Как сын еврейского богача, он воспитывался в отчуждении от евреев. Он не знал ни их самих, ни их языка, ни их жизни. В селе, где находились стекольные заводы его отца, все было иноверческим — служанки, няньки, учителя, гости и друзья семьи. Даже местный приходской священник часто бывал в их доме. Отец держал себя во всем, как поляк. Единственными евреями, появлявшимися в его конторе, были либо купцы и маклеры из окрестных городов и местечек, либо ходившие по селам и крестьянским дворам скупщики сырья. Феликс не ощущал общности между собой и этими чужими людьми, которые стояли униженно, держа шапки в руках, и говорили на смешно исковерканном польском.
Когда Феликс подрос, отец отправил его к брату в Москву, чтобы сын там учился — сначала в гимназии, потом в университете.
Так же как в их доме все было польским, в доме его дяди все было русским. В гимназии, и тем более в университете, он вращался в исключительно русской среде. Феликс знал, что он еврей. Ему не раз напоминали об этом. Но ему его еврейство было чуждо, словно какая-то напасть, болезнь, которая цепляется к тебе; словно опухоль, вгрызающаяся в твое тело. Ему приходилось нести свое еврейство, но оно было ему навязано, как ярмо.

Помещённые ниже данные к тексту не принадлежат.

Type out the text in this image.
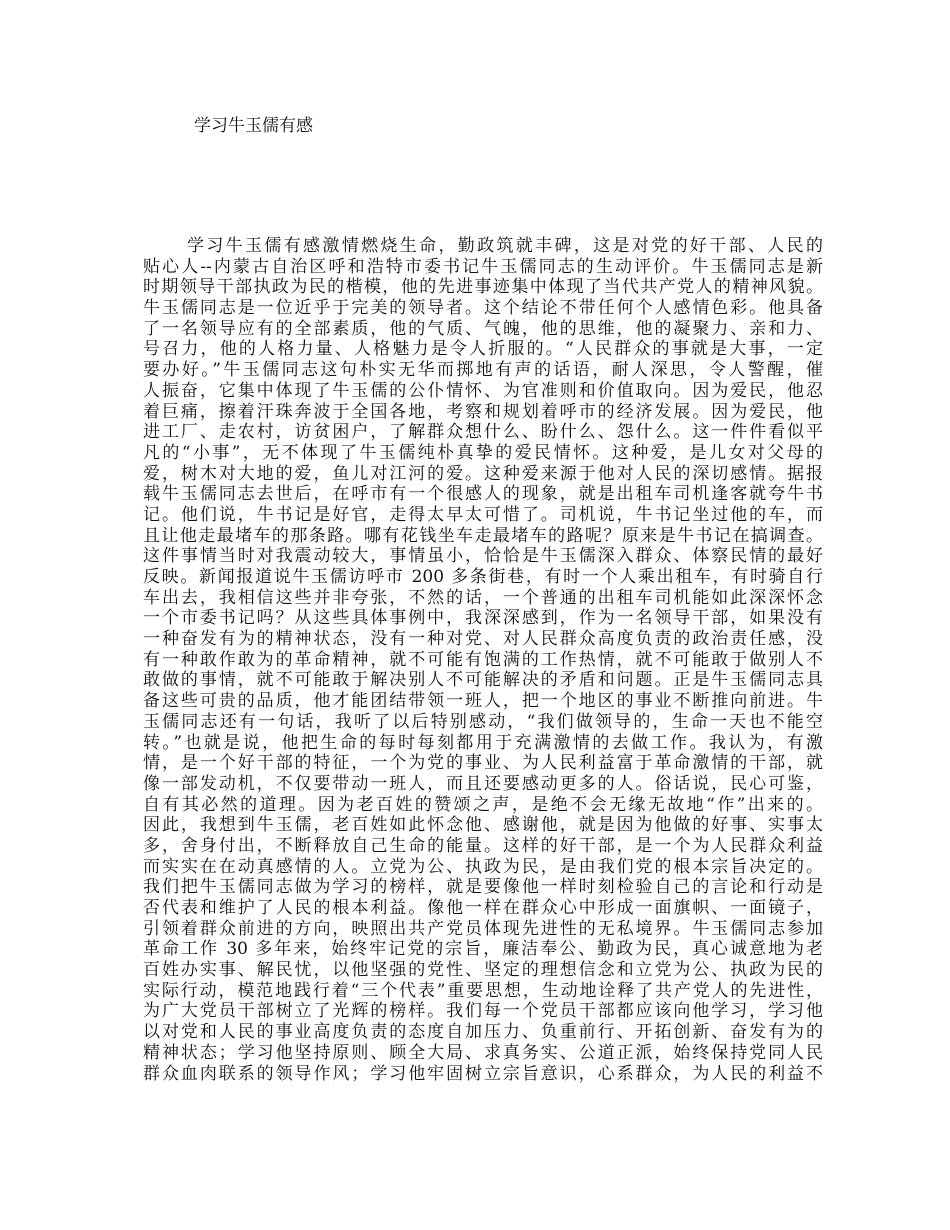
学习牛玉儒有感
学习牛玉儒有感激情燃烧生命，勤政筑就丰碑，这是对党的好干部、人民的
贴心人--内蒙古自治区呼和浩特市委书记牛玉儒同志的生动评价。牛玉儒同志是新
时期领导干部执政为民的楷模，他的先进事迹集中体现了当代共产党人的精神风貌。
牛玉儒同志是一位近乎于完美的领导者。这个结论不带任何个人感情色彩。他具备
了一名领导应有的全部素质，他的气质、气魄，他的思维，他的凝聚力、亲和力、
号召力，他的人格力量、人格魅力是令人折服的。“人民群众的事就是大事，一定
要办好。”牛玉儒同志这句朴实无华而掷地有声的话语，耐人深思，令人警醒，催
人振奋，它集中体现了牛玉儒的公仆情怀、为官准则和价值取向。因为爱民，他忍
着巨痛，擦着汗珠奔波于全国各地，考察和规划着呼市的经济发展。因为爱民，他
进工厂、走农村，访贫困户，了解群众想什么、盼什么、怨什么。这一件件看似平
凡的“小事”，无不体现了牛玉儒纯朴真挚的爱民情怀。这种爱，是儿女对父母的
爱，树木对大地的爱，鱼儿对江河的爱。这种爱来源于他对人民的深切感情。据报
载牛玉儒同志去世后，在呼市有一个很感人的现象，就是出租车司机逢客就夸牛书
记。他们说，牛书记是好官，走得太早太可惜了。司机说，牛书记坐过他的车，而
且让他走最堵车的那条路。哪有花钱坐车走最堵车的路呢？原来是牛书记在搞调查。
这件事情当时对我震动较大，事情虽小，恰恰是牛玉儒深入群众、体察民情的最好
反映。新闻报道说牛玉儒访呼市 200 多条街巷，有时一个人乘出租车，有时骑自行
车出去，我相信这些并非夸张，不然的话，一个普通的出租车司机能如此深深怀念
一个市委书记吗？从这些具体事例中，我深深感到，作为一名领导干部，如果没有
一种奋发有为的精神状态，没有一种对党、对人民群众高度负责的政治责任感，没
有一种敢作敢为的革命精神，就不可能有饱满的工作热情，就不可能敢于做别人不
敢做的事情，就不可能敢于解决别人不可能解决的矛盾和问题。正是牛玉儒同志具
备这些可贵的品质，他才能团结带领一班人，把一个地区的事业不断推向前进。牛
玉儒同志还有一句话，我听了以后特别感动，“我们做领导的，生命一天也不能空
转。”也就是说，他把生命的每时每刻都用于充满激情的去做工作。我认为，有激
情，是一个好干部的特征，一个为党的事业、为人民利益富于革命激情的干部，就
像一部发动机，不仅要带动一班人，而且还要感动更多的人。俗话说，民心可鉴，
自有其必然的道理。因为老百姓的赞颂之声，是绝不会无缘无故地“作”出来的。
因此，我想到牛玉儒，老百姓如此怀念他、感谢他，就是因为他做的好事、实事太
多，舍身付出，不断释放自己生命的能量。这样的好干部，是一个为人民群众利益
而实实在在动真感情的人。立党为公、执政为民，是由我们党的根本宗旨决定的。
我们把牛玉儒同志做为学习的榜样，就是要像他一样时刻检验自己的言论和行动是
否代表和维护了人民的根本利益。像他一样在群众心中形成一面旗帜、一面镜子，
引领着群众前进的方向，映照出共产党员体现先进性的无私境界。牛玉儒同志参加
革命工作 30 多年来，始终牢记党的宗旨，廉洁奉公、勤政为民，真心诚意地为老
百姓办实事、解民忧，以他坚强的党性、坚定的理想信念和立党为公、执政为民的
实际行动，模范地践行着“三个代表”重要思想，生动地诠释了共产党人的先进性，
为广大党员干部树立了光辉的榜样。我们每一个党员干部都应该向他学习，学习他
以对党和人民的事业高度负责的态度自加压力、负重前行、开拓创新、奋发有为的
精神状态；学习他坚持原则、顾全大局、求真务实、公道正派，始终保持党同人民
群众血肉联系的领导作风；学习他牢固树立宗旨意识，心系群众，为人民的利益不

Он не знал евреев, не понимал их наречия, их Торы. У них не было ни языка, который ему хотелось бы выучить, ни культуры, которая его бы привлекала. Все, что объединяло его с евреями, — запись в паспорте, гласящая, что он принадлежит к иудейскому вероисповеданию, но набожен он никогда не был, даже не был знаком с религией, к которой его приписали. Включившись в работу революционных кружков, он утратил всякие религиозные чувства. Его ничего не связывало со старыми законами, которые были даны на какой-то там горе Синайской, где-то в Азии.

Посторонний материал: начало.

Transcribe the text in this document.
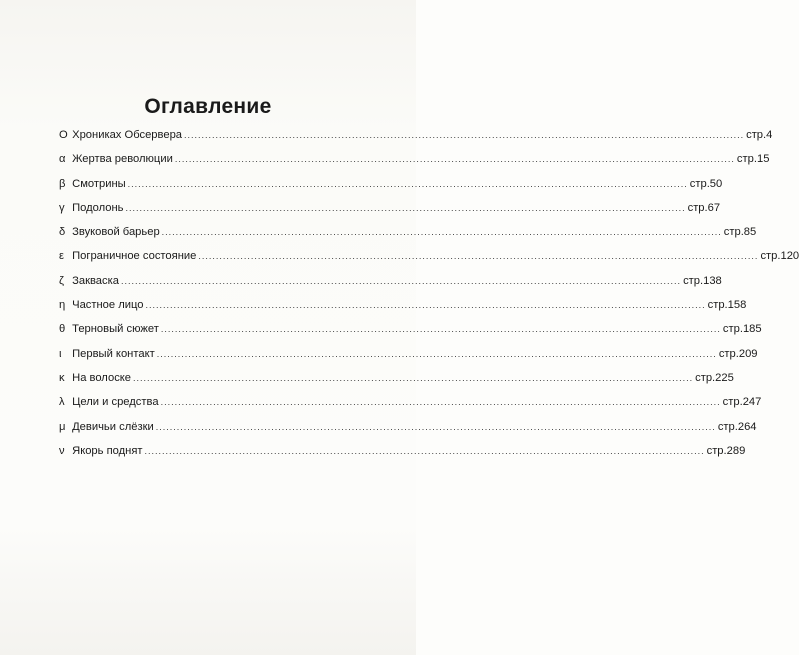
Оглавление
О Хрониках Обсервера ................................................................................................................................................................ стр.4
α Жертва революции ................................................................................................................................................................ стр.15
β Смотрины ................................................................................................................................................................ стр.50
γ Подолонь ................................................................................................................................................................ стр.67
δ Звуковой барьер ................................................................................................................................................................ стр.85
ε Пограничное состояние ................................................................................................................................................................ стр.120
ζ Закваска ................................................................................................................................................................ стр.138
η Частное лицо ................................................................................................................................................................ стр.158
θ Терновый сюжет ................................................................................................................................................................ стр.185
ι Первый контакт ................................................................................................................................................................ стр.209
κ На волоске ................................................................................................................................................................ стр.225
λ Цели и средства ................................................................................................................................................................ стр.247
μ Девичьи слёзки ................................................................................................................................................................ стр.264
ν Якорь поднят ................................................................................................................................................................ стр.289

Правда, евреи тоже подвергались угнетению. Но, во-первых, Феликс Фельдблюм знал от своих нееврейских учителей и друзей, что евреи по большей части купцы, лавочники, маклеры и контрабандисты — класс, который ничего не производит, не обрабатывает землю, а живет только тем, что использует крестьянина и эксплуатирует его. И значит, он, революционер Фельдблюм, не должен с ними знаться. А во-вторых, евреи не сделают революции. Они слабы, они не вызывают к себе почтения. Свободу стране принесут многомиллионные крестьянские массы, они ведь ядро народа, и тогда ее получат все, в том числе и евреи. Революция не ведает различий между племенами и нациями. Революция освободит и Польшу. И еврейский студент Фельдблюм стал народником, горячим приверженцем идей русских революционеров-народовольцев. Как только польские студенты создали в русских университетах свои кружки и присоединились к революционной партии «Пролетариат», Феликс Фельдблюм последовал за ними. Он оставил университет, не закончив учиться на адвоката. Как можно быть избранным, когда трудовой народ в рабстве? Он вернулся в Польшу и со всем своим еврейским пылом включился в революционную работу. По образцу русских народников он пошел в народ просвещать крестьян в польских селах. Позднее, когда партия под влиянием новых идей переключилась на фабричных рабочих, Фельдблюм перебрался в Лодзь, город растущей индустрии. В Лодзи были и еврейские рабочие — множество ткачей, портные, сапожники и другой трудовой люд. Но их было не видно. Они были рассованы по мелким мастерским, вытеснены куда-то в Балут. Он видел только один тип лодзинских евреев — купцов, лавочников, маклеров, торговцев пряжей, посредников при продаже хлопка, — плотный рой одетых по большей части в смешные длинные лапсердаки и маленькие шапочки людей, которые бегали, суетились, подпрыгивали, тараторили, размахивали руками и тростями, сверкали глазами, кипятились, метались по городу, подгоняли других, ни минуты не сидели на месте, торговали и маклерствовали. Их было полным-полно повсюду: в кафе, в банках, на тротуарах, в трамваях, в дрожках. Они носились, обделывали дела, торговались, били по рукам, бурно что-то обсуждали, подписывали векселя и все время говорили о заработках, комиссиях, процентах — деньгах, деньгах и деньгах.